Overview of Equities

Equities Overview


An equity investment refers to the ownership of stock or shares in a corporation. A typical investor acquires equities by purchasing them on the open stock market. Companies that are listed on the stock market are publicly traded, so the purchase of equities is open to anyone with an investment account. It is also possible to own private equity, these are shares in privately owned corporations that do not trade on the open market. However, the average investor cannot easily acquire these types of investments, so this article will not go into private equity in further detail. Publicly traded stocks are commonly available in two forms: Common Shares and Preferred Shares.


Common Shares

Common shares are the equity investments that most people have in mind when they think of stocks. When it comes to dividend payments and liquidation proceeds, common shareholders are paid after creditors, bondholders, and preferred shareholders. Common shares do not pay dividends on a regular basis, instead payments are fully at the discretion of the company's board of directors. However, common shares do come with the right to vote for the board of directors and in other corporate affairs.

The major disadvantage to common shares is their price volatility and risk of capital loss. The share price of a publicly traded security freely floats on the stock market and can easily rise and fall on a daily basis. Investors who have low risk tolerance and cannot accept short term losses will be better served by fixed income investments.

The major advantage to common shares is their potential for capital growth. Unlike preferred shares and bonds which generally do not appreciate much beyond their purchase price, common shares can double or triple in price. Common shares also enjoy the tax advantages of dividend payments in comparison to interest payments from fixed income investments. Over the long term, common equities have historically provided greater returns than fixed income investments, albeit with more volatility.


Preferred Shares

A company does not have to offer preferred shares on the open market, and many corporations choose not to. The major difference between the two share types is that preferred shares pay dividends on a fixed basis, acting like a hybrid between fixed income investments and equities. Dividend payments to preferred shares are also higher priority than common shares, though they are still subject to approval by the company board of directors and not guaranteed. If a company goes into liquidation, payment to preferred shareholders is a higher priority than common shareholders, but only after creditors and bond holders are first paid. Preferred shares also generally do not have the right to vote on corporate matters.

The major disadvantage of preferred shares is that the share price often does not appreciate like common shares. As preferred shares behave like a hybrid of a common stock and a fixed income security, their prices often trade in a tighter range than common shares. Additionally, while preferred shares are more stable than common shares, the price can still fall. Many preferred shares have yields that are connected to an interest rate, so the share price will tend to go down if interest rates rise.

Many preferred shares (and bonds) can also be called by the issuing company. When a preferred share is called, the company can purchase it back at some previously agreed price. This feature further limits the potential trading range of the price of preferred shares.

The main advantage to preferred shares is the predictable dividend payment from the shares, combined with the tax advantages of dividend payments vs. interest income. While bonds also offer predictable payments, they are burdened with additional taxes compared to preferred shares. Depending on an investor’s tax situation, preferred shares could net significantly more return compared to bonds, though with more risk as well.

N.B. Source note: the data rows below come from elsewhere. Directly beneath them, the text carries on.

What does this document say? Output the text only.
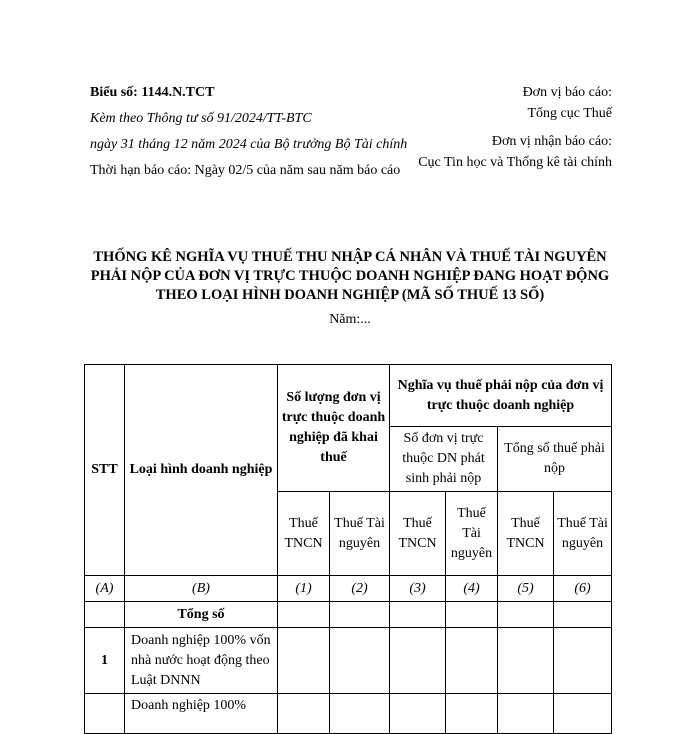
Biểu số: 1144.N.TCT

Kèm theo Thông tư số 91/2024/TT-BTC

ngày 31 tháng 12 năm 2024 của Bộ trưởng Bộ Tài chính

Thời hạn báo cáo: Ngày 02/5 của năm sau năm báo cáo

Đơn vị báo cáo:

Tổng cục Thuế

Đơn vị nhận báo cáo:

Cục Tin học và Thống kê tài chính

THỐNG KÊ NGHĨA VỤ THUẾ THU NHẬP CÁ NHÂN VÀ THUẾ TÀI NGUYÊN PHẢI NỘP CỦA ĐƠN VỊ TRỰC THUỘC DOANH NGHIỆP ĐANG HOẠT ĐỘNG THEO LOẠI HÌNH DOANH NGHIỆP (MÃ SỐ THUẾ 13 SỐ)
Năm:...
STT	Loại hình doanh nghiệp	Số lượng đơn vị trực thuộc doanh nghiệp đã khai thuế		Nghĩa vụ thuế phải nộp của đơn vị trực thuộc doanh nghiệp			
				Số đơn vị trực thuộc DN phát sinh phải nộp		Tổng số thuế phải nộp	
		Thuế TNCN	Thuế Tài nguyên	Thuế TNCN	Thuế Tài nguyên	Thuế TNCN	Thuế Tài nguyên
(A)	(B)	(1)	(2)	(3)	(4)	(5)	(6)
	Tổng số						
1	Doanh nghiệp 100% vốn nhà nước hoạt động theo Luật DNNN						
	Doanh nghiệp 100%						
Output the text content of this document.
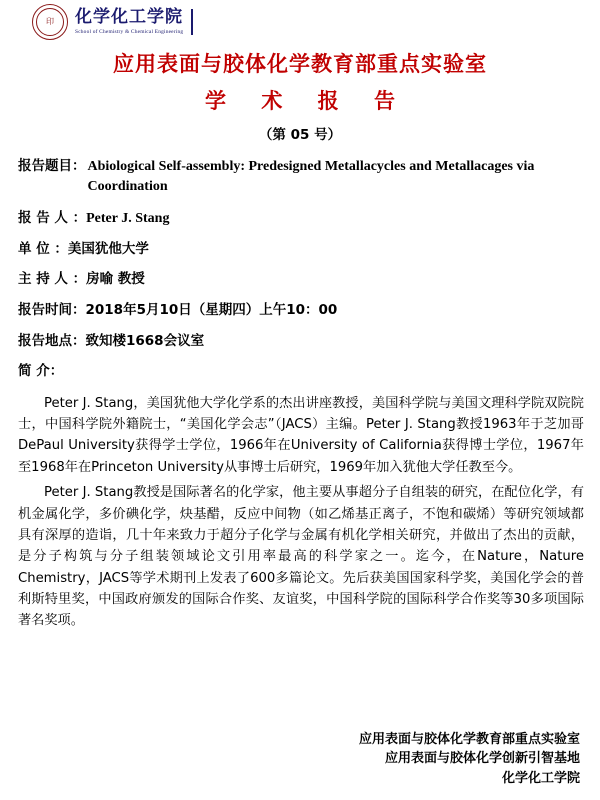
印	化学化工学院
School of Chemistry & Chemical Engineering
应用表面与胶体化学教育部重点实验室
学 术 报 告
（第 05 号）
报告题目： Abiological Self-assembly: Predesigned Metallacycles and Metallacages via Coordination
报 告 人 ： Peter J. Stang
单 位 ： 美国犹他大学
主 持 人 ： 房喻 教授
报告时间： 2018年5月10日（星期四）上午10：00
报告地点： 致知楼1668会议室
简 介：

Peter J. Stang，美国犹他大学化学系的杰出讲座教授，美国科学院与美国文理科学院双院院士，中国科学院外籍院士，“美国化学会志”（JACS）主编。Peter J. Stang教授1963年于芝加哥DePaul University获得学士学位，1966年在University of California获得博士学位，1967年至1968年在Princeton University从事博士后研究，1969年加入犹他大学任教至今。

Peter J. Stang教授是国际著名的化学家，他主要从事超分子自组装的研究，在配位化学，有机金属化学，多价碘化学，炔基醋，反应中间物（如乙烯基正离子，不饱和碳烯）等研究领域都具有深厚的造诣，几十年来致力于超分子化学与金属有机化学相关研究，并做出了杰出的贡献，是分子构筑与分子组装领域论文引用率最高的科学家之一。迄今，在Nature，Nature Chemistry，JACS等学术期刊上发表了600多篇论文。先后获美国国家科学奖，美国化学会的普利斯特里奖，中国政府颁发的国际合作奖、友谊奖，中国科学院的国际科学合作奖等30多项国际著名奖项。

应用表面与胶体化学教育部重点实验室
应用表面与胶体化学创新引智基地
化学化工学院
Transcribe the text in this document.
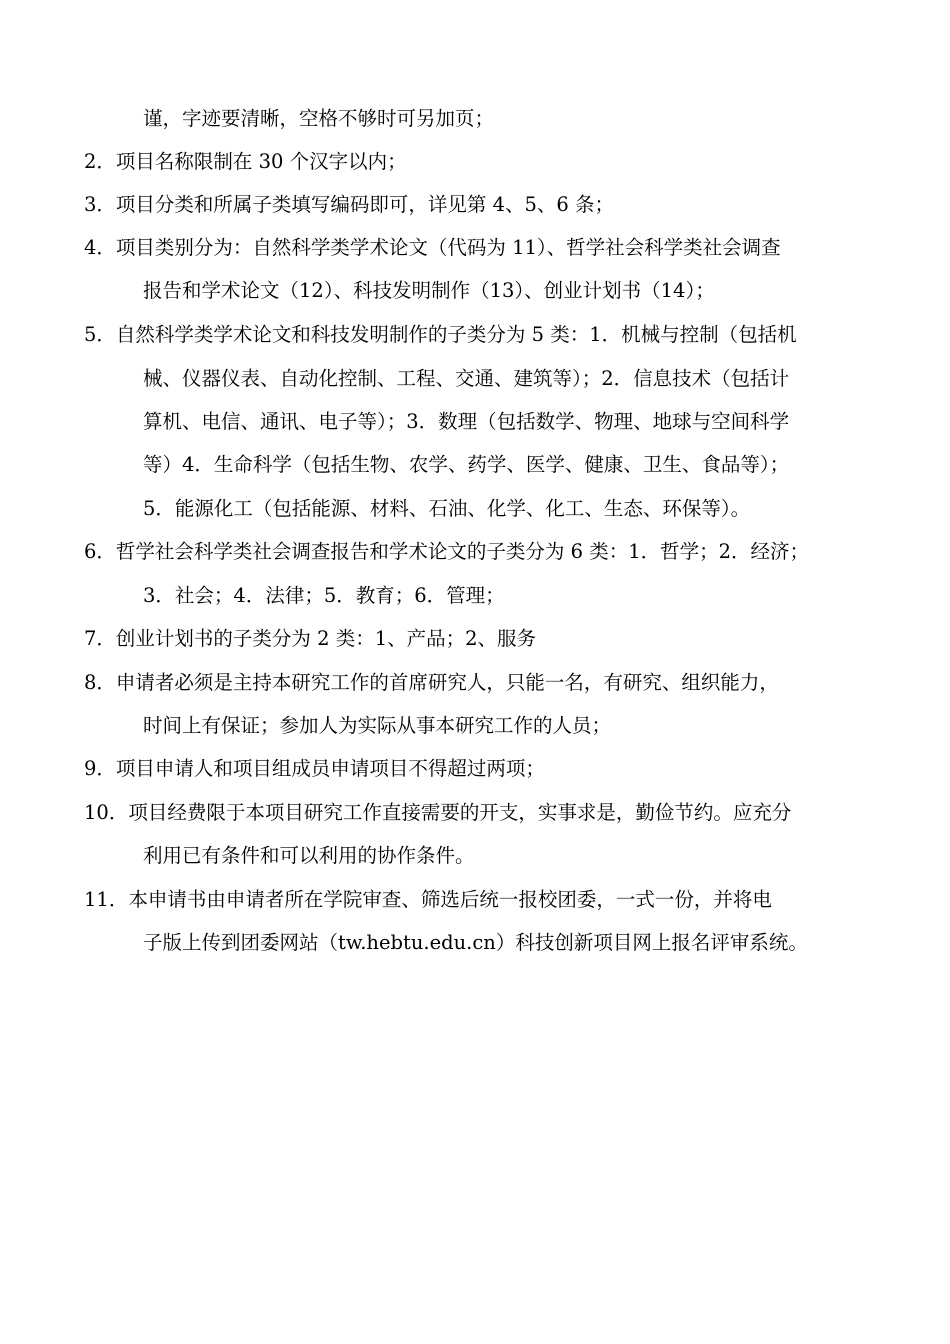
谨，字迹要清晰，空格不够时可另加页；
2．项目名称限制在 30 个汉字以内；
3．项目分类和所属子类填写编码即可，详见第 4、5、6 条；
4．项目类别分为：自然科学类学术论文（代码为 11）、哲学社会科学类社会调查
报告和学术论文（12）、科技发明制作（13）、创业计划书（14）；
5．自然科学类学术论文和科技发明制作的子类分为 5 类：1．机械与控制（包括机
械、仪器仪表、自动化控制、工程、交通、建筑等）；2．信息技术（包括计
算机、电信、通讯、电子等）；3．数理（包括数学、物理、地球与空间科学
等）4．生命科学（包括生物、农学、药学、医学、健康、卫生、食品等）；
5．能源化工（包括能源、材料、石油、化学、化工、生态、环保等）。
6．哲学社会科学类社会调查报告和学术论文的子类分为 6 类：1．哲学；2．经济；
3．社会；4．法律；5．教育；6．管理；
7．创业计划书的子类分为 2 类：1、产品；2、服务
8．申请者必须是主持本研究工作的首席研究人，只能一名，有研究、组织能力，
时间上有保证；参加人为实际从事本研究工作的人员；
9．项目申请人和项目组成员申请项目不得超过两项；
10．项目经费限于本项目研究工作直接需要的开支，实事求是，勤俭节约。应充分
利用已有条件和可以利用的协作条件。
11．本申请书由申请者所在学院审查、筛选后统一报校团委，一式一份，并将电
子版上传到团委网站（tw.hebtu.edu.cn）科技创新项目网上报名评审系统。
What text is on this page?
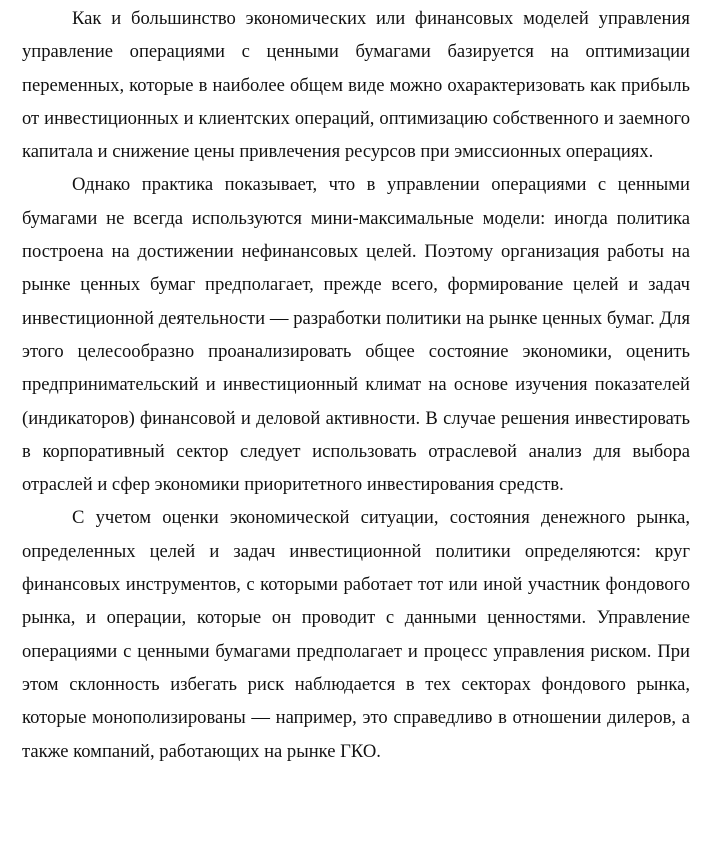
Как и большинство экономических или финансовых моделей управления управление операциями с ценными бумагами базируется на оптимизации переменных, которые в наиболее общем виде можно охарактеризовать как прибыль от инвестиционных и клиентских операций, оптимизацию собственного и заемного капитала и снижение цены привлечения ресурсов при эмиссионных операциях.

Однако практика показывает, что в управлении операциями с ценными бумагами не всегда используются мини-максимальные модели: иногда политика построена на достижении нефинансовых целей. Поэтому организация работы на рынке ценных бумаг предполагает, прежде всего, формирование целей и задач инвестиционной деятельности — разработки политики на рынке ценных бумаг. Для этого целесообразно проанализировать общее состояние экономики, оценить предпринимательский и инвестиционный климат на основе изучения показателей (индикаторов) финансовой и деловой активности. В случае решения инвестировать в корпоративный сектор следует использовать отраслевой анализ для выбора отраслей и сфер экономики приоритетного инвестирования средств.

С учетом оценки экономической ситуации, состояния денежного рынка, определенных целей и задач инвестиционной политики определяются: круг финансовых инструментов, с которыми работает тот или иной участник фондового рынка, и операции, которые он проводит с данными ценностями. Управление операциями с ценными бумагами предполагает и процесс управления риском. При этом склонность избегать риск наблюдается в тех секторах фондового рынка, которые монополизированы — например, это справедливо в отношении дилеров, а также компаний, работающих на рынке ГКО.
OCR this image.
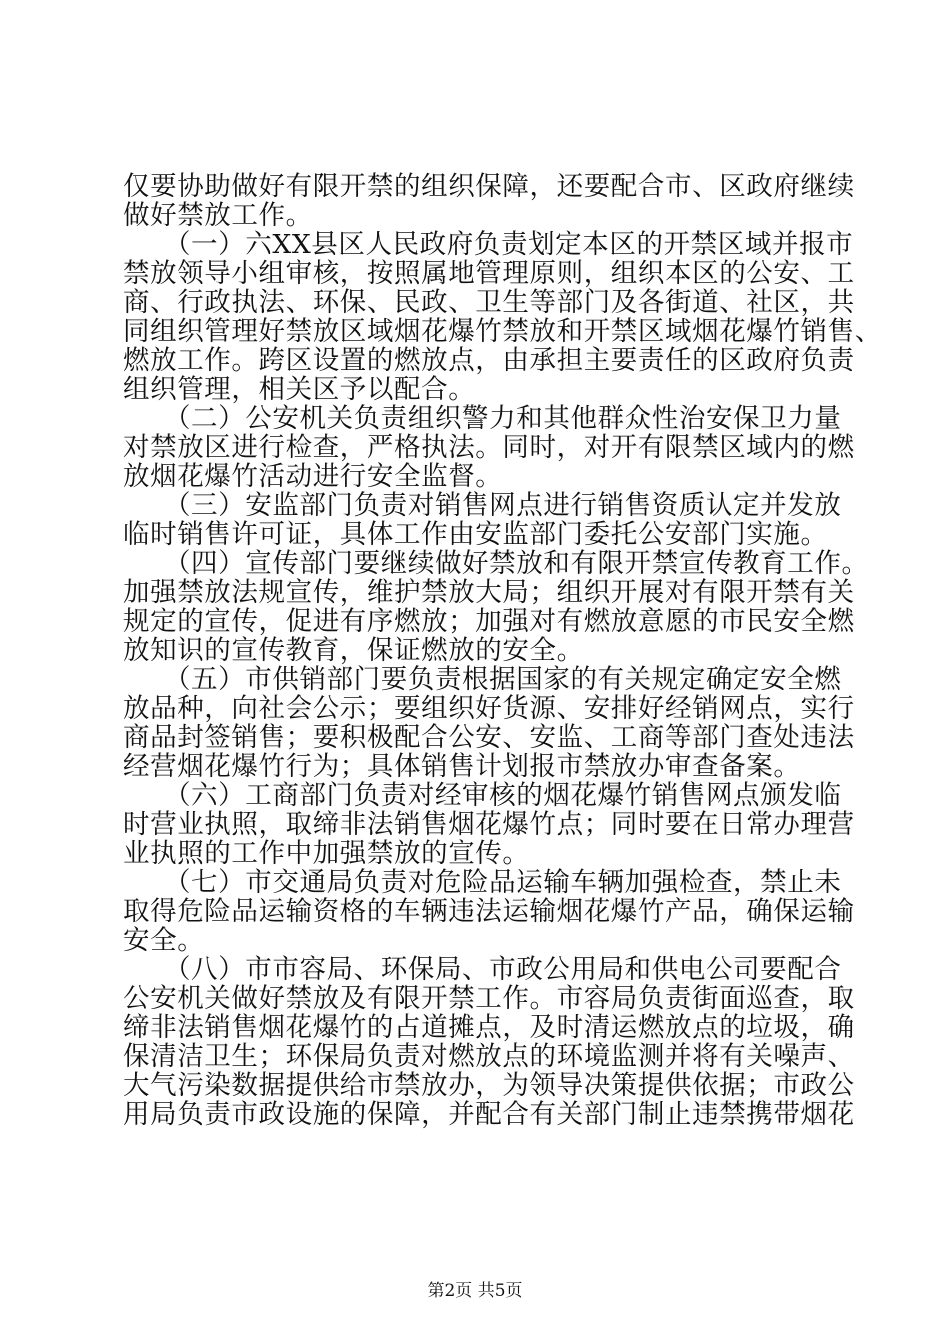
仅要协助做好有限开禁的组织保障，还要配合市、区政府继续
做好禁放工作。
　　（一）六XX县区人民政府负责划定本区的开禁区域并报市
禁放领导小组审核，按照属地管理原则，组织本区的公安、工
商、行政执法、环保、民政、卫生等部门及各街道、社区，共
同组织管理好禁放区域烟花爆竹禁放和开禁区域烟花爆竹销售、
燃放工作。跨区设置的燃放点，由承担主要责任的区政府负责
组织管理，相关区予以配合。
　　（二）公安机关负责组织警力和其他群众性治安保卫力量
对禁放区进行检查，严格执法。同时，对开有限禁区域内的燃
放烟花爆竹活动进行安全监督。
　　（三）安监部门负责对销售网点进行销售资质认定并发放
临时销售许可证，具体工作由安监部门委托公安部门实施。
　　（四）宣传部门要继续做好禁放和有限开禁宣传教育工作。
加强禁放法规宣传，维护禁放大局；组织开展对有限开禁有关
规定的宣传，促进有序燃放；加强对有燃放意愿的市民安全燃
放知识的宣传教育，保证燃放的安全。
　　（五）市供销部门要负责根据国家的有关规定确定安全燃
放品种，向社会公示；要组织好货源、安排好经销网点，实行
商品封签销售；要积极配合公安、安监、工商等部门查处违法
经营烟花爆竹行为；具体销售计划报市禁放办审查备案。
　　（六）工商部门负责对经审核的烟花爆竹销售网点颁发临
时营业执照，取缔非法销售烟花爆竹点；同时要在日常办理营
业执照的工作中加强禁放的宣传。
　　（七）市交通局负责对危险品运输车辆加强检查，禁止未
取得危险品运输资格的车辆违法运输烟花爆竹产品，确保运输
安全。
　　（八）市市容局、环保局、市政公用局和供电公司要配合
公安机关做好禁放及有限开禁工作。市容局负责街面巡查，取
缔非法销售烟花爆竹的占道摊点，及时清运燃放点的垃圾，确
保清洁卫生；环保局负责对燃放点的环境监测并将有关噪声、
大气污染数据提供给市禁放办，为领导决策提供依据；市政公
用局负责市政设施的保障，并配合有关部门制止违禁携带烟花
第2页 共5页
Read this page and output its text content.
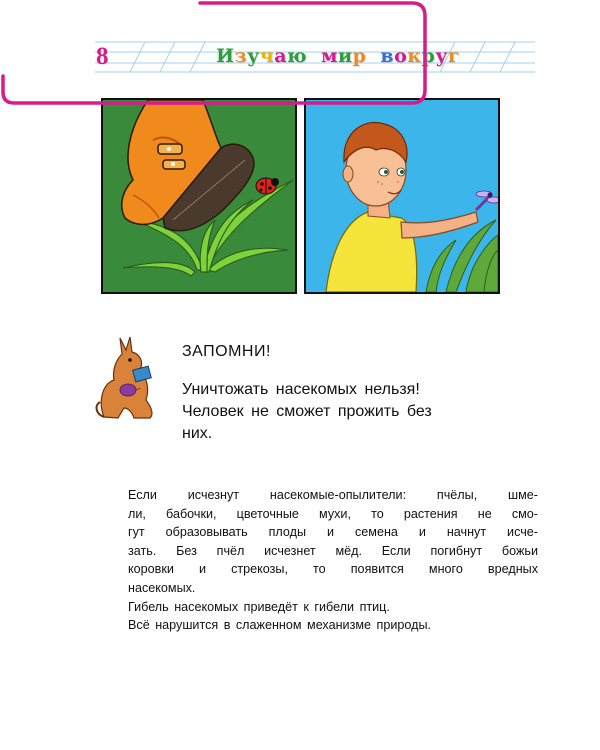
8	Изучаю мир вокруг
ЗАПОМНИ!
Уничтожать насекомых нельзя!
Человек не сможет прожить без
них.
Если исчезнут насекомые-опылители: пчёлы, шме-
ли, бабочки, цветочные мухи, то растения не смо-
гут образовывать плоды и семена и начнут исче-
зать. Без пчёл исчезнет мёд. Если погибнут божьи
коровки и стрекозы, то появится много вредных
насекомых.
Гибель насекомых приведёт к гибели птиц.
Всё нарушится в слаженном механизме природы.
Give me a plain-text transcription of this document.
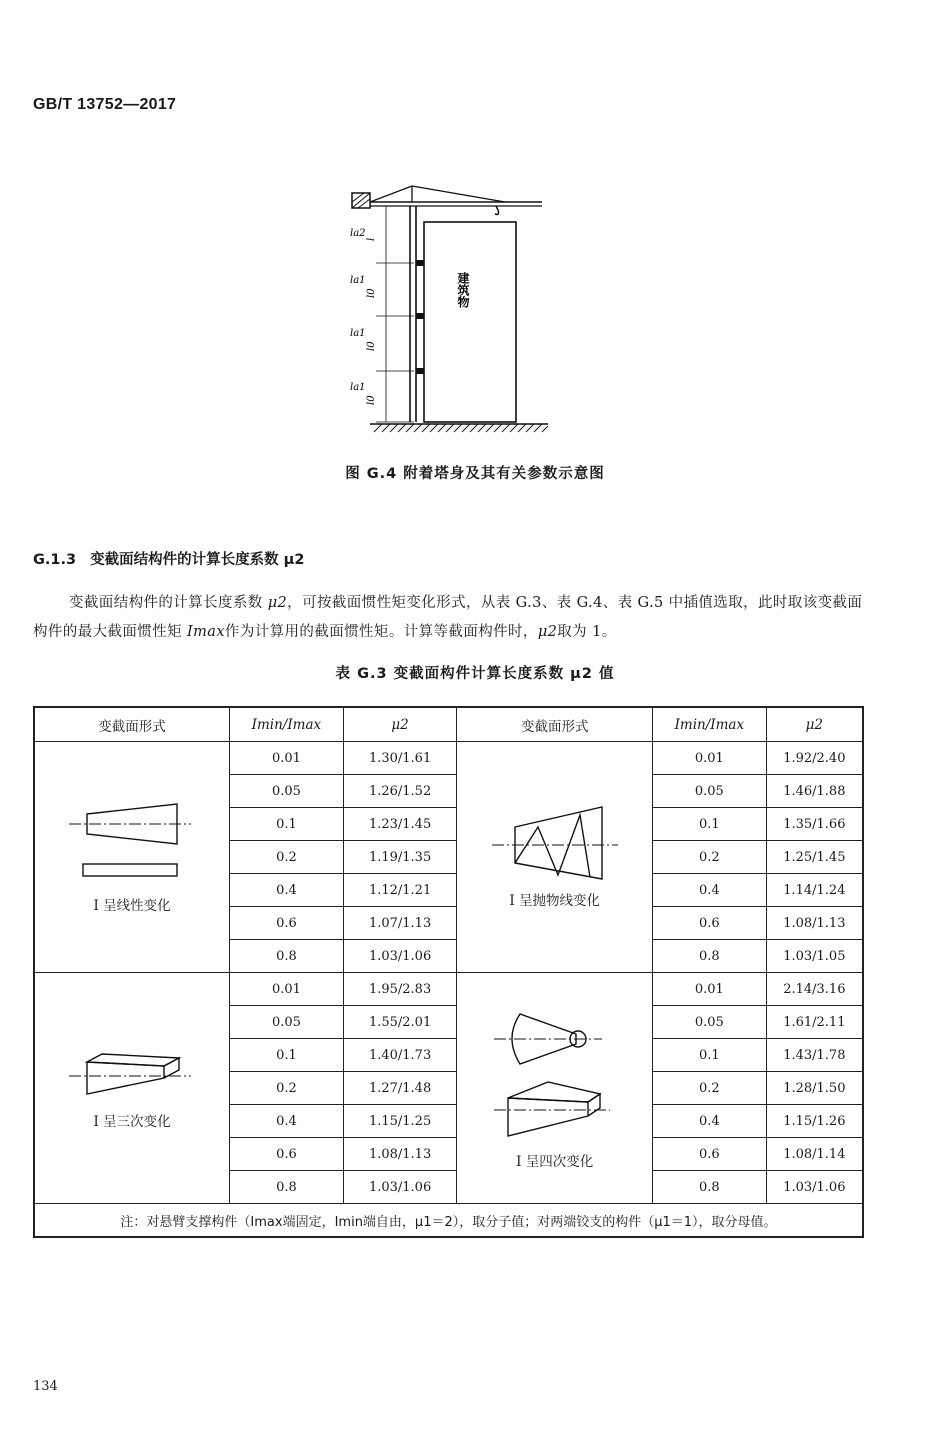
GB/T 13752—2017
la2
l
la1
l0
la1
l0
la1
l0
建筑物
图 G.4 附着塔身及其有关参数示意图
G.1.3 变截面结构件的计算长度系数 μ2
变截面结构件的计算长度系数 μ2，可按截面惯性矩变化形式，从表 G.3、表 G.4、表 G.5 中插值选取，此时取该变截面构件的最大截面惯性矩 Imax作为计算用的截面惯性矩。计算等截面构件时，μ2取为 1。
表 G.3 变截面构件计算长度系数 μ2 值
变截面形式	Imin/Imax	μ2	变截面形式	Imin/Imax	μ2

I 呈线性变化	0.01	1.30/1.61	I 呈抛物线变化	0.01	1.92/2.40
	0.05	1.26/1.52		0.05	1.46/1.88
	0.1	1.23/1.45		0.1	1.35/1.66
	0.2	1.19/1.35		0.2	1.25/1.45
	0.4	1.12/1.21		0.4	1.14/1.24
	0.6	1.07/1.13		0.6	1.08/1.13
	0.8	1.03/1.06		0.8	1.03/1.05

I 呈三次变化	0.01	1.95/2.83	I 呈四次变化	0.01	2.14/3.16
	0.05	1.55/2.01		0.05	1.61/2.11
	0.1	1.40/1.73		0.1	1.43/1.78
	0.2	1.27/1.48		0.2	1.28/1.50
	0.4	1.15/1.25		0.4	1.15/1.26
	0.6	1.08/1.13		0.6	1.08/1.14
	0.8	1.03/1.06		0.8	1.03/1.06
注：对悬臂支撑构件（Imax端固定，Imin端自由，μ1＝2），取分子值；对两端铰支的构件（μ1＝1），取分母值。					
134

Equity Mutual Funds and Exchange Traded Funds

There are mutual funds and Exchange Traded Funds (ETF) that invest in both types of equities. One of the primary reasons for buying into a mutual fund or ETF is to create a portfolio with increased diversity and decreased volatility. Individual stocks can be very volatile and risky, but many stocks spread across different sectors and countries will generally be more stable. In this way, mutual funds and ETF’s attempt to reduce the volatility seen when owning individual equities, while still allowing for the possibility of higher returns than fixed income investments.

Of course, the lower risk and added stability of a fund or ETF also means that very high returns are less likely. Another disadvantage to mutual funds and ETF’s compared to directly owning stocks is that they have management fees. A portion of your investment is deducted in order to manage the mutual fund or ETF. This effectively lowers the return that you receive on the investments, and can even make the return negative. As a result, it is critical that all investors understand the fees that they are paying for mutual funds or ETFs, and attempt to reduce them as much as possible. Future articles will delve further into investment fees.